A nova Lei de Licitações e Contratos (Lei nº 14.133/2021), objeto de análise neste trabalho, vai em uma linha de mudança de cultura jurídica, relacionada à utilização de meios adequados de prevenção e resolução de conflitos nas contratações administrativas, sobretudo, a conciliação, a mediação, o comitê de resolução de disputas (dispute board) e a arbitragem. Nesse sentido, veja-se:
Art. 151. Nas contratações regidas por esta Lei, poderão ser utilizados meios alternativos de prevenção e resolução de controvérsias, notadamente a conciliação, a mediação, o comitê de resolução de disputas e a arbitragem.
Parágrafo único. Será aplicado o disposto no caput deste artigo às controvérsias relacionadas a direitos patrimoniais disponíveis, como as questões relacionadas ao restabelecimento do equilíbrio econômico-financeiro do contrato, ao inadimplemento de obrigações contratuais por quaisquer das partes e ao cálculo de indenizações.
Art. 152. A arbitragem será sempre de direito e observará o princípio da publicidade.
Art. 153. Os contratos poderão ser aditados para permitir a adoção dos meios alternativos de resolução de controvérsias.
Art. 154. O processo de escolha dos árbitros, dos colegiados arbitrais e dos comitês de resolução de disputas observará critérios isonômicos, técnicos e transparentes.
Importante anotar, neste ponto, que o elenco do artigo 151 se revela exemplificativo. Em verdade, ele não exclui outras possibilidades e métodos de prevenção e resolução de conflitos. Registre-se, por exemplo, que é concebível a negociação direta entre as partes, sem a participação de terceiros, que se revela como uma forma de autocomposição de conflitos.

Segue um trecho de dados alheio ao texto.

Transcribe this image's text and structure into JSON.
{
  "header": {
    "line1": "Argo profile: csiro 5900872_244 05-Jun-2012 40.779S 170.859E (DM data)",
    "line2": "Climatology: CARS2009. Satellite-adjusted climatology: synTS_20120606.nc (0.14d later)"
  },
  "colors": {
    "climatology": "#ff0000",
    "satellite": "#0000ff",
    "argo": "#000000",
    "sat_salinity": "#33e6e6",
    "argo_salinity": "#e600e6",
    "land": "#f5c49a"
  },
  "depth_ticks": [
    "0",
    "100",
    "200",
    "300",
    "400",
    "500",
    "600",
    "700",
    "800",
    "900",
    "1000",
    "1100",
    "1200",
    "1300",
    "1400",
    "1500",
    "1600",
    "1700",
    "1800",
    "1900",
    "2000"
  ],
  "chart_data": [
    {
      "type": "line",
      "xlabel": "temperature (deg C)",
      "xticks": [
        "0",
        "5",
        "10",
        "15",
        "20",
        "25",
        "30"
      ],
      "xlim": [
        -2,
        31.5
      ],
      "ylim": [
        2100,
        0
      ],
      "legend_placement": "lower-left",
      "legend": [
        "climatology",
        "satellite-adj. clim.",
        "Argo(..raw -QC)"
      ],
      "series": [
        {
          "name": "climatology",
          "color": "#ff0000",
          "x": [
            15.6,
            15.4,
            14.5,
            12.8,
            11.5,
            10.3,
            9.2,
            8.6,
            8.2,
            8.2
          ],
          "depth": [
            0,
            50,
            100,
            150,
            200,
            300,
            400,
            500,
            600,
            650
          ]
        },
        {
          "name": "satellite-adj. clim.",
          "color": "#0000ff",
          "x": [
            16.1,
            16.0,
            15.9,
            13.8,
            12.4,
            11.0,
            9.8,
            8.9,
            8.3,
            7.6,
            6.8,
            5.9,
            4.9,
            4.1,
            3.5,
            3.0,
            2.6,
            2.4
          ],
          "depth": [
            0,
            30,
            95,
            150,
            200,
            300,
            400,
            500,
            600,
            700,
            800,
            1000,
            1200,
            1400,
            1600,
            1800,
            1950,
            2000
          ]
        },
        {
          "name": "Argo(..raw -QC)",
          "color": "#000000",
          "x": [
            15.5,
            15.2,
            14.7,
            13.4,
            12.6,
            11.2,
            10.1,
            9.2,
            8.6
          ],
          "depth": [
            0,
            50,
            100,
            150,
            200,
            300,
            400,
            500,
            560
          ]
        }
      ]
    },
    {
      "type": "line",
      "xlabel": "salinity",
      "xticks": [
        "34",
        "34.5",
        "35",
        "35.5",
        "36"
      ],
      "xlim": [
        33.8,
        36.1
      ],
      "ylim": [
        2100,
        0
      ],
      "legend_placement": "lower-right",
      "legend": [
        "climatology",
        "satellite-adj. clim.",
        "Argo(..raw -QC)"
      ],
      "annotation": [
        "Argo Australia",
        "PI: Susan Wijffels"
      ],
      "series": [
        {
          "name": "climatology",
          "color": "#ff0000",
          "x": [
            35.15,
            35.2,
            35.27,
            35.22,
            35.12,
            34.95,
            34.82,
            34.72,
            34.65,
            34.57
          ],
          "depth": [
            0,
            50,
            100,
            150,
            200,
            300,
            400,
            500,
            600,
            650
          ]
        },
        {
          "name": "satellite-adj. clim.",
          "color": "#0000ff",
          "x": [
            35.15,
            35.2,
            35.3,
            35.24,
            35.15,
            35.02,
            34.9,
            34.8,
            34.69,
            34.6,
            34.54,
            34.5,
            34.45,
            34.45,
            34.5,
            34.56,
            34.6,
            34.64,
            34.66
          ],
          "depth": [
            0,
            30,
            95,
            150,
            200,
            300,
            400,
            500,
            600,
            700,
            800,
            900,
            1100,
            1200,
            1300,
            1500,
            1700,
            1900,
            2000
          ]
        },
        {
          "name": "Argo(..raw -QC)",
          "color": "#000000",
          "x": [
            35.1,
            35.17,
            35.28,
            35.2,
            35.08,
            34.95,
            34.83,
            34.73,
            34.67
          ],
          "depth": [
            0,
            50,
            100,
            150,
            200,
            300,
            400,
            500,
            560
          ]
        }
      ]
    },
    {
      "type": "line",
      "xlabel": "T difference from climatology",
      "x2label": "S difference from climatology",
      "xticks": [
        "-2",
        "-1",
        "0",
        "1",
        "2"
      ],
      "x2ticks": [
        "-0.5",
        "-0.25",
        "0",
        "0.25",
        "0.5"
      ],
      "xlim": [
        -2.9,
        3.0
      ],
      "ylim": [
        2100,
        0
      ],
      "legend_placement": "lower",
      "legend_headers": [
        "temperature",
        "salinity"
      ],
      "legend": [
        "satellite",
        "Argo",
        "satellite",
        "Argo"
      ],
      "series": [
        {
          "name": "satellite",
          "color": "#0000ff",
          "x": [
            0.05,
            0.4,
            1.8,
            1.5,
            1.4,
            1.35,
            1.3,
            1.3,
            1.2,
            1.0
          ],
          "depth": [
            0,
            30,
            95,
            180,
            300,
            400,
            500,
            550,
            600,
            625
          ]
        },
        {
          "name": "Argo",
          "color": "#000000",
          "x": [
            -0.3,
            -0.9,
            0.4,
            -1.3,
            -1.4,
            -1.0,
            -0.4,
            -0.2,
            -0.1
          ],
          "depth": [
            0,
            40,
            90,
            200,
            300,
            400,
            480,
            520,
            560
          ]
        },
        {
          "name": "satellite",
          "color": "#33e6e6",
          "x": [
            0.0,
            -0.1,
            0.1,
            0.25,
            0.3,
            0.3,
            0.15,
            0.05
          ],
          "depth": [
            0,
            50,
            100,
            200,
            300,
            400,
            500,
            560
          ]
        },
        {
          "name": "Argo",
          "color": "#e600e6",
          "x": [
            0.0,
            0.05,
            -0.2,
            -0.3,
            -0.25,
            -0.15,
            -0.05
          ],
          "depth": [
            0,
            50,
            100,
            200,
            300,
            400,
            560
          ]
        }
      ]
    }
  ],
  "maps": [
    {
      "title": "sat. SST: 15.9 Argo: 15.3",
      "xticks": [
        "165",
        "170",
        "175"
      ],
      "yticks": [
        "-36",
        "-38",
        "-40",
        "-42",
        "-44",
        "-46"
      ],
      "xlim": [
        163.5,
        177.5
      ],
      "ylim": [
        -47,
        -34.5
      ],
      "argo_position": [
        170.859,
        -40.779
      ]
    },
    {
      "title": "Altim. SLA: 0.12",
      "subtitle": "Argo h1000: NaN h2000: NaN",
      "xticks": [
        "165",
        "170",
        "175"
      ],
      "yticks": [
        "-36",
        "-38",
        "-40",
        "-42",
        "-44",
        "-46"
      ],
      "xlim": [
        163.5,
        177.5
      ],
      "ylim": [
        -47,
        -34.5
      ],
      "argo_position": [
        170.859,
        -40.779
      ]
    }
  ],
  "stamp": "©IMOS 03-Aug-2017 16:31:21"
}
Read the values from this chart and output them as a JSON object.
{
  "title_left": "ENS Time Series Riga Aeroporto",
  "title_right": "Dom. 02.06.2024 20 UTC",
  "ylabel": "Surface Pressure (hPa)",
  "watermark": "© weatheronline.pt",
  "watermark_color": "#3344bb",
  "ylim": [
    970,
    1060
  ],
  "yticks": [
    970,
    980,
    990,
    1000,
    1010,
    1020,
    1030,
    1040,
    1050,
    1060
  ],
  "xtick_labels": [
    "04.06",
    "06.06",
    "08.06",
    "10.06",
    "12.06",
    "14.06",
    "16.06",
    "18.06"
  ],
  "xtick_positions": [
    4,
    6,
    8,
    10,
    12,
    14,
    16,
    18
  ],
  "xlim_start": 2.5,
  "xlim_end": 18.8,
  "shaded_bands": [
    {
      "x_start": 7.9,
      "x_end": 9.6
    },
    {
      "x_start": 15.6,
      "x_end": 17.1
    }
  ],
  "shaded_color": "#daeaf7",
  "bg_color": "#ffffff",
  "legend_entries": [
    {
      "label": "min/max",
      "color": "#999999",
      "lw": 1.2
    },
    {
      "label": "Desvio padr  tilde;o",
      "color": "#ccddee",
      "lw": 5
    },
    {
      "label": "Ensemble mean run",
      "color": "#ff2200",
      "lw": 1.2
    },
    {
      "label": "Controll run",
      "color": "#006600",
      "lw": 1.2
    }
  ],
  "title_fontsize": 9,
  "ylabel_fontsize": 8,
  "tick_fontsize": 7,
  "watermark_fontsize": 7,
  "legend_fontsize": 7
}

Os meios adequados de resolução de litígios relacionam-se com os direitos patrimoniais disponíveis, tais como as questões relacionadas ao restabelecimento do equilíbrio econômico-financeiro da avença, ao adimplemento de obrigações contratuais por quaisquer das partes e ao cálculo do valor de indenizações. Nesse sentido é o parágrafo único do artigo 151.
Conforme autorizado pelo artigo 153 supra, os contratos administrativos podem ser aditados para permitirem a adoção de meios alternativos ou adequados de resolução de conflitos.
Frise-se, por sua vez, que a arbitragem será sempre de direito, observado o princípio da publicidade, conforme lição do artigo 152. Em verdade, trata-se de previsão semelhante à constante do artigo 2º, §3, da Lei nº 9.307/1996 (Lei de Arbitragem).
Ainda no tocante à instauração da arbitragem, cumpre esclarecer que o processo de escolha dos árbitros, dos colegiados arbitrais e dos comitês de resolução de disputas observará critérios isonômicos, técnicos e transparentes (artigo 154).
Um detalhe importante: a referida escolha pode ser enquadrada como uma inexigibilidade de licitação, em decorrência da inviabilidade de competição. Isso não elimina, entretanto, a necessidade de critérios isonômicos, técnicos e transparentes, como citado anteriormente, por parte do Poder Público. Tal mister pode ser garantido, por exemplo, com o credenciamento de instituições arbitrais que cumprirem os requisitos básicos e proporcionais fixados. O mesmo raciocínio pode ser aplicado à escolha dos comitês de resolução de disputas.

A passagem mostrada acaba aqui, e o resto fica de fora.